I think one of the important component for going to the next stage, because until we cure the disease, we got to find improved treatment. And so knowing CART T works very well and the immune system works well … The BiTEs work well too. They’re not yet in the commercial setting yet, but we have very good data from multiple other BiTEs that they do provide significant, similar to CART T, efficacy in many patient populations. So now other targets are being evaluated from the immune point of view. And if you look at what those targets are, they are the ones which are the molecules which are expressed specifically on surface of myeloma cells and are not expressed, or are not functionally important in other cells. The one which has now gone further to having both a BiTE and CART T cell being investigated, is a molecule called GPRC5D, and that’s an exciting second molecule that will provide us good immune targeting.
There’s another one, which is moving forward, is called FCRL5, and another target that is also going forward for some of these mechanisms. So besides this, there are certain other standard myeloma related targets like the CS1 or SLAMF7, which is being investigated. We had investigated NKG2D previously … and then CD38 and CD138 are also targets, although the focus has not yet been CART T or BiTE yet.
So that’s one component of it. The second component to keep in mind to improve the efficacy of CART T, or [similarly], to now change various aspect of the product itself, not just the target, but the product. So it can be that we could have two targets on the CART T cells.
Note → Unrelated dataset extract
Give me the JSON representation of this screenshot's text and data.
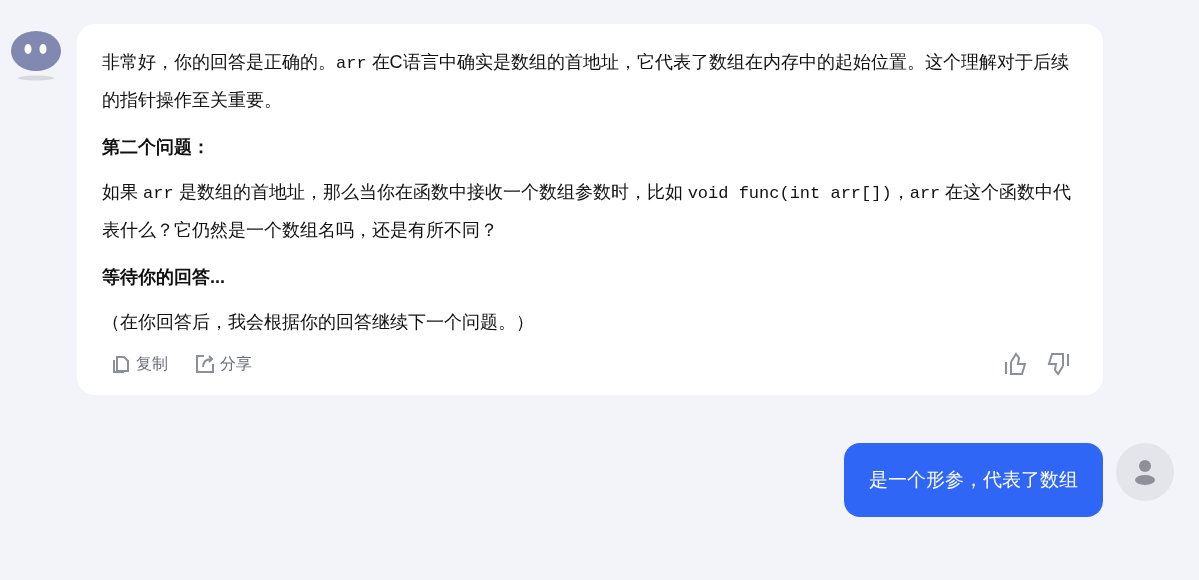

We can produce CART T cells with more memory phenotype, like culturing them in protein kinase inhibitor. There are CART Ts which has been gene edited, knock down a PD1 or [similar targets]. There are allogeneic CART T cells so we don’t have to make CART T for each patient. You can take it out of the bottle. And then there are concepts of peptides stimulated T cells being used for vaccination, et cetera. And then we also have other mechanism, for example, if we decrease the shedding of BCMA, then there’ll be BCMA on cells under myeloma cells, using what is called gamma secretase inhibitor, and you can increase efficacy. And then using CART T at an earlier stage of the disease, and quite importantly, using some maintenance treatment so that it can persist and provide better, et cetera, reduction and possibly long-term disease control. And so these are various CART T-related, newer methods being evaluated for immune mechanism.
There are many other targets under investigation for myeloma, not immune driven, but protein degradation using ubiquitin enzyme targeting, or protostome receptors being targeted. There are many genomic and mutation targeting agents such as dabrafenib and trametinib being investigated. So there’s already ongoing studies, but focused on immune function, which is what has been the most successful recently, there are lots of new targets is being evaluated.